CookMate Rescue is built for the exact moment a recipe goes sideways. Instead of generating a new meal idea, it reads the problem you describe and returns a short rescue plan with likely causes, simple corrective steps, and a quick safety note.
This works best for issues like undercooked chicken, oversalted soup, bland sauce, dry meat, broken gravy, watery curry, mushy pasta, or a pan that got too hot too fast. Keep the input specific and the response stays useful.
Use it when: the meal is already cooking, resting, or finished and needs a save.
Describe the problem clearly: what the dish is, what went wrong, and what has happened so far.
Keep it practical: short rescue output, minimal tokens, and no unnecessary recipe rewrite.
Describe what went wrong
Include the dish, the problem, and what you have already tried. Good input gives a tighter fix. Example: “I baked chicken thighs for 25 minutes and the outside looks done, but the center near the bone is still pink. I already covered it with foil.”
Browse Cooking Tips & FAQ for quick answers on doneness, storage, substitutions, seasoning, and fix-it basics.
What to include
Name the dish, the symptom, what step you are on, and what ingredients or tools you still have available. That usually gives enough context for a practical save.
What this will not do
This page is not designed to generate a full new recipe. It is for salvage advice, small corrections, and safety-minded next actions.

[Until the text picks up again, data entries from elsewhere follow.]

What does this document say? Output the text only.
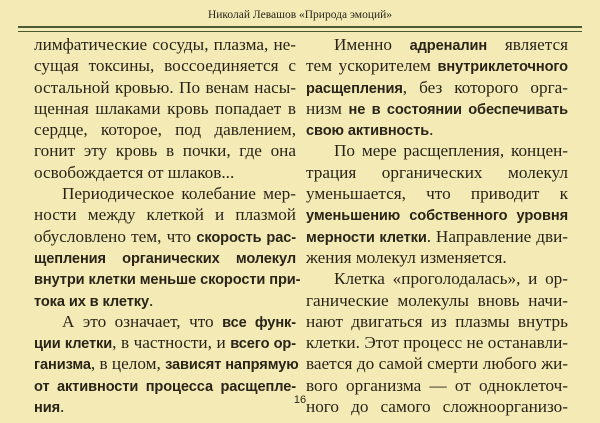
Николай Левашов «Природа эмоций»
лимфатические сосуды, плазма, не-
сущая токсины, воссоединяется с
остальной кровью. По венам насы-
щенная шлаками кровь попадает в
сердце, которое, под давлением,
гонит эту кровь в почки, где она
освобождается от шлаков...
Периодическое колебание мер-
ности между клеткой и плазмой
обусловлено тем, что скорость рас-
щепления органических молекул
внутри клетки меньше скорости при-
тока их в клетку.
А это означает, что все функ-
ции клетки, в частности, и всего ор-
ганизма, в целом, зависят напрямую
от активности процесса расщепле-
ния.
Именно адреналин является
тем ускорителем внутриклеточного
расщепления, без которого орга-
низм не в состоянии обеспечивать
свою активность.
По мере расщепления, концен-
трация органических молекул
уменьшается, что приводит к
уменьшению собственного уровня
мерности клетки. Направление дви-
жения молекул изменяется.
Клетка «проголодалась», и ор-
ганические молекулы вновь начи-
нают двигаться из плазмы внутрь
клетки. Этот процесс не останавли-
вается до самой смерти любого жи-
вого организма — от одноклеточ-
ного до самого сложноорганизо-
16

Why recipes go wrong in real kitchens
Cooking problems usually come from a small number of causes: heat that is too high or too low, moisture leaving faster than expected, pan crowding, a reduction going too far, not enough resting time, or ingredient differences that change timing. A chicken thigh from one pack may finish differently from another; a watery vegetable can thin a sauce; a small pan can steam food that was supposed to brown.
That is why this page asks for concrete context instead of generic keywords. “Undercooked chicken” is not enough by itself. “Bone-in chicken thighs, roasted at 425, outside browned, inside still pink near the bone after 25 minutes” is enough for targeted advice.
Safety matters first
If a fix involves meat, seafood, dairy-heavy sauces, or food that sat out too long, the rescue plan should prioritize food safety before flavor or texture. Some dishes are salvageable; some are not worth the risk.
Most fixes are incremental
Strong recoveries come from small corrections: lower the heat, add a little liquid, separate a broken sauce, dilute salt in stages, or finish covered for a short interval. Large swings usually make the problem worse.
Better input gives better rescue
Mention time, temperature, cooking method, and what has already been added. That lets the rescue assistant explain what likely happened and what exact next move gives the best chance of saving the dish.